Sir Nick Partridge, Chief Executive of THT, said it may help prevent HIV transmission among those most at risk: "We are nearly 30 years into this epidemic and yet there are still far too many people getting infected. The majority of new infections in the UK are among gay men. This might help men who seem incapable of using condoms and regularly put themselves at risk."
He also pointed out that the average annual cost of treating one person with HIV was between £7-10,000 a year, so it made good economic sense to try to prevent infection.
The news of the trial comes as figures from the United Nations show that new HIV infections and deaths from AIDS-related illnesses are declining.
Last year there were 2.6m new HIV infections worldwide - the main route of transmission being through heterosexual sex - 20% fewer than a decade ago. In 2009, 1.8m died from AIDS-related illnesses, down from 2.1m in 2004.
There are an estimated 33m people living with HIV.

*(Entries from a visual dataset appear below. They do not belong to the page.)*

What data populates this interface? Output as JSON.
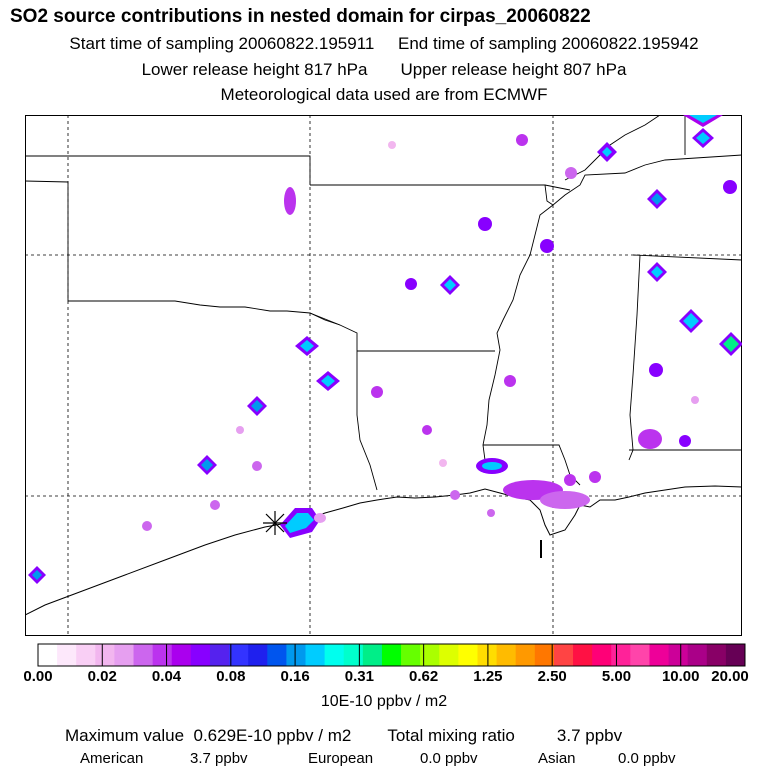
{
  "header": {
    "title": "SO2 source contributions in nested domain for cirpas_20060822",
    "start_time": "Start time of sampling 20060822.195911",
    "end_time": "End time of sampling 20060822.195942",
    "lower_release": "Lower release height  817 hPa",
    "upper_release": "Upper release height  807 hPa",
    "met_data": "Meteorological data used are from ECMWF"
  },
  "legend": {
    "tick_labels": [
      "0.00",
      "0.02",
      "0.04",
      "0.08",
      "0.16",
      "0.31",
      "0.62",
      "1.25",
      "2.50",
      "5.00",
      "10.00",
      "20.00"
    ],
    "units": "10E-10 ppbv / m2",
    "colors": [
      "#ffffff",
      "#fde8fb",
      "#f9cff5",
      "#f2b6ef",
      "#e69ff0",
      "#cc66ee",
      "#bb33ee",
      "#aa00ee",
      "#8800ff",
      "#5522ee",
      "#3333ff",
      "#1f20ee",
      "#0055ee",
      "#0099ee",
      "#00ccff",
      "#00ffee",
      "#00ffcc",
      "#00ee88",
      "#00ff00",
      "#66ff00",
      "#aaff00",
      "#ddff00",
      "#ffff00",
      "#ffdd00",
      "#ffbb00",
      "#ff9900",
      "#ff7700",
      "#ff4444",
      "#ff1144",
      "#ff0077",
      "#ff2299",
      "#ff44aa",
      "#ee0099",
      "#cc0099",
      "#aa0088",
      "#880066",
      "#660055"
    ]
  },
  "footer": {
    "max_label": "Maximum value",
    "max_value": "0.629E-10 ppbv / m2",
    "total_label": "Total mixing ratio",
    "total_value": "3.7 ppbv",
    "regions": [
      {
        "name": "American",
        "value": "3.7 ppbv"
      },
      {
        "name": "European",
        "value": "0.0 ppbv"
      },
      {
        "name": "Asian",
        "value": "0.0 ppbv"
      }
    ]
  }
}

There have been other encouraging developments in the field of HIV in the past 14 months. In September 2009, scientists announced that a vaccine against HIV had protected nearly one in three people from getting infected in a trial Thailand. This is clearly not a high enough success rate, but it is the best news on vaccination to emerge. In July this year research in South Africa showed that a vaginal gel containing an antretroviral nearly cut in half a women's chance of getting HIV from an infected partner.